As you drive along, it automatically deploys the engine, the battery or both to supply power, while also generating enough electricity to keep the battery charged.
The plug-in bit refers to the fact that you can also charge the battery from a 10-amp household power point, or a specialised fast charger, and run on electricity alone for quite a distance: up to about 50km in the Outlander.
So a plug-in gives you the best of both worlds: minimal-emissions motoring (especially if you buy renewable-sourced electricity from the grid, or generate your own via solar) and low running costs of a pure electric car, plus the everyday convenience and long-distance capability of a hybrid.
The Outlander PHEV has a 2.0-litre petrol engine and an electric motor at each end. There's no gearbox or propeller shaft, it's all driven by wire.

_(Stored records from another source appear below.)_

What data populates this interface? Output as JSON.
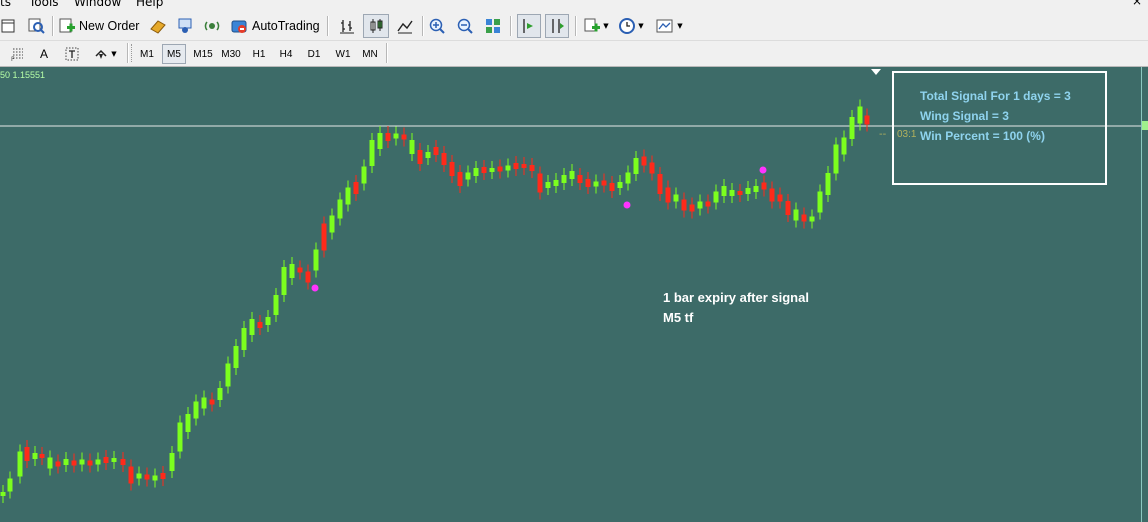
{
  "menubar": {
    "items": [
      "ts",
      "Tools",
      "Window",
      "Help"
    ]
  },
  "toolbar1": {
    "new_order_label": "New Order",
    "autotrading_label": "AutoTrading"
  },
  "toolbar2": {
    "timeframes": [
      "M1",
      "M5",
      "M15",
      "M30",
      "H1",
      "H4",
      "D1",
      "W1",
      "MN"
    ],
    "active_timeframe": "M5"
  },
  "chart": {
    "symbol_label": "50 1.15551",
    "price_time_label": "03:1",
    "colors": {
      "background": "#3d6b68",
      "bull": "#7cff1e",
      "bear": "#ff2a1a",
      "signal_dot": "#ff33ff",
      "info_text": "#8fd3ee"
    }
  },
  "info_panel": {
    "line1": "Total Signal For 1 days = 3",
    "line2": "Wing Signal = 3",
    "line3": "Win Percent = 100 (%)"
  },
  "annotation": {
    "line1": "1 bar expiry after signal",
    "line2": "M5 tf"
  }
}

In other respects, the PHEV differs little from the petrol and turbo diesel Outlanders. It's been given the same tweaks for 2017, including the obligatory new infotainment with digital radio, Apple CarPlay/Android Auto compatibility, worksburger driver assist safety tech package (on Exceed only) including radar cruise and blind- spot monitoring, plus improved ride, handling, refinement, efficiency and performance.
As with any hybrid, Outlander is designed to shine in the city. The more feral the traffic, the more efficiently its hybrid gear works because you can use battery power nearly all the time.

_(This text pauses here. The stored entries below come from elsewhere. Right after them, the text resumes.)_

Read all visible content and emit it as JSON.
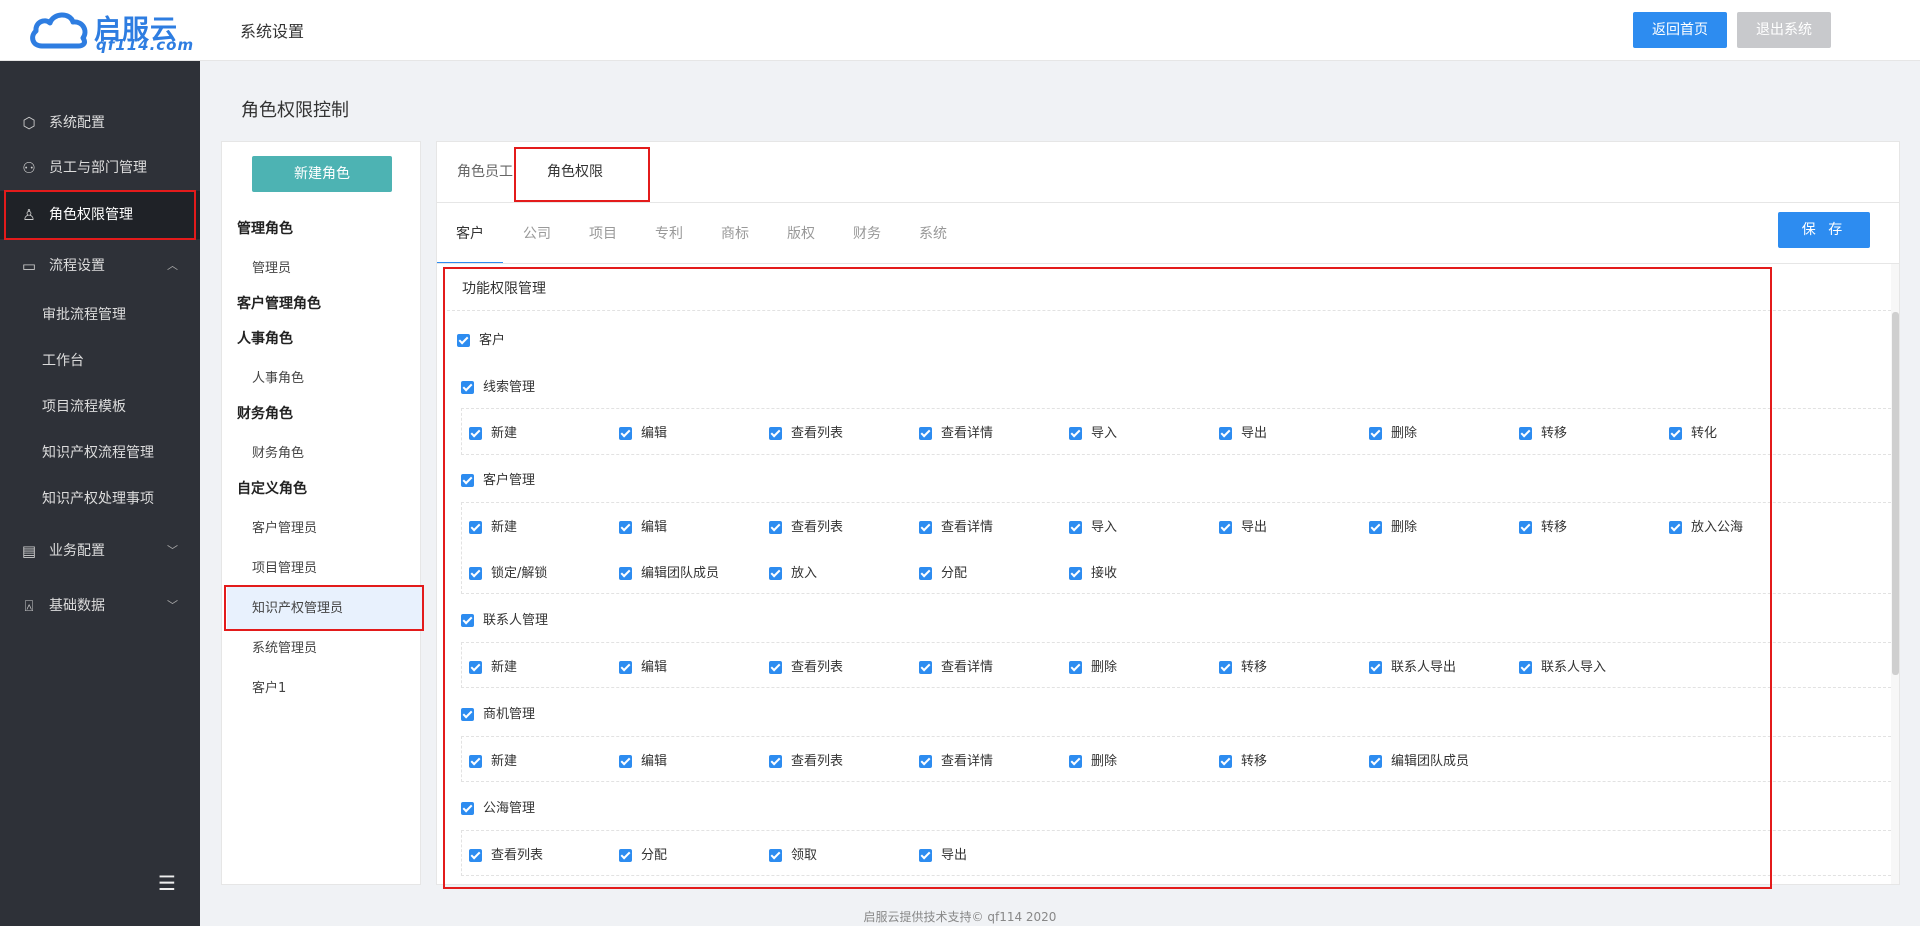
{
  "header": {
    "logo_text": "启服云",
    "logo_sub": "qf114.com",
    "title": "系统设置",
    "home_button": "返回首页",
    "logout_button": "退出系统"
  },
  "sidebar": {
    "items": [
      {
        "label": "系统配置",
        "icon": "gear-icon"
      },
      {
        "label": "员工与部门管理",
        "icon": "user-group-icon"
      },
      {
        "label": "角色权限管理",
        "icon": "user-icon"
      },
      {
        "label": "流程设置",
        "icon": "monitor-icon"
      },
      {
        "label": "业务配置",
        "icon": "document-icon"
      },
      {
        "label": "基础数据",
        "icon": "stamp-icon"
      }
    ],
    "flow_children": [
      "审批流程管理",
      "工作台",
      "项目流程模板",
      "知识产权流程管理",
      "知识产权处理事项"
    ]
  },
  "page_title": "角色权限控制",
  "roles": {
    "new_button": "新建角色",
    "groups": {
      "g1": "管理角色",
      "g1_items": [
        "管理员"
      ],
      "g2": "客户管理角色",
      "g3": "人事角色",
      "g3_items": [
        "人事角色"
      ],
      "g4": "财务角色",
      "g4_items": [
        "财务角色"
      ],
      "g5": "自定义角色",
      "g5_items": [
        "客户管理员",
        "项目管理员",
        "知识产权管理员",
        "系统管理员",
        "客户1"
      ]
    },
    "selected": "知识产权管理员"
  },
  "tabs": {
    "primary": [
      "角色员工",
      "角色权限"
    ],
    "primary_active": "角色权限",
    "secondary": [
      "客户",
      "公司",
      "项目",
      "专利",
      "商标",
      "版权",
      "财务",
      "系统"
    ],
    "secondary_active": "客户"
  },
  "save_button": "保 存",
  "permissions": {
    "header": "功能权限管理",
    "top": "客户",
    "sections": [
      {
        "name": "线索管理",
        "items": [
          "新建",
          "编辑",
          "查看列表",
          "查看详情",
          "导入",
          "导出",
          "删除",
          "转移",
          "转化"
        ]
      },
      {
        "name": "客户管理",
        "items": [
          "新建",
          "编辑",
          "查看列表",
          "查看详情",
          "导入",
          "导出",
          "删除",
          "转移",
          "放入公海",
          "锁定/解锁",
          "编辑团队成员",
          "放入",
          "分配",
          "接收"
        ]
      },
      {
        "name": "联系人管理",
        "items": [
          "新建",
          "编辑",
          "查看列表",
          "查看详情",
          "删除",
          "转移",
          "联系人导出",
          "联系人导入"
        ]
      },
      {
        "name": "商机管理",
        "items": [
          "新建",
          "编辑",
          "查看列表",
          "查看详情",
          "删除",
          "转移",
          "编辑团队成员"
        ]
      },
      {
        "name": "公海管理",
        "items": [
          "查看列表",
          "分配",
          "领取",
          "导出"
        ]
      }
    ]
  },
  "footer": "启服云提供技术支持© qf114 2020",
  "colors": {
    "primary": "#2d8cf0",
    "teal": "#4db3b3",
    "sidebar_bg": "#2e3138",
    "highlight_border": "#e31b1b"
  }
}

Our test car did 50km on the battery alone, using the regenerative braking function (adjustable via steering wheel paddles) to maximise its range. In Normal mode, running as a series hybrid on electricity with the engine kicking in from time to time to keep the battery charged, it used only a couple of litres per 100km.
One of the bigger mid-size SUVs around, the Outlander has a spacious, versatile cabin and huge boot. Ride comfort is fine, while features such as surround and bird'seye view cameras, power tailgate and hill holder are useful.
If you're going to leave town on a regular basis, a turbo-diesel is more efficient over long distances.
It's no sports wagon but the PHEV carries its weight low, so it's reasonably flat and well-mannered on corners and handling is secure. It's comfortable and quiet.
Verdict: The Outlander PHEV is a fascinating, elegant piece of machinery that combines the fossil fuel-free capability of a pure electric car with the everyday practicality and range of a typical mid-size SUV.
Mitsubishi's highspec Outlander PHEV.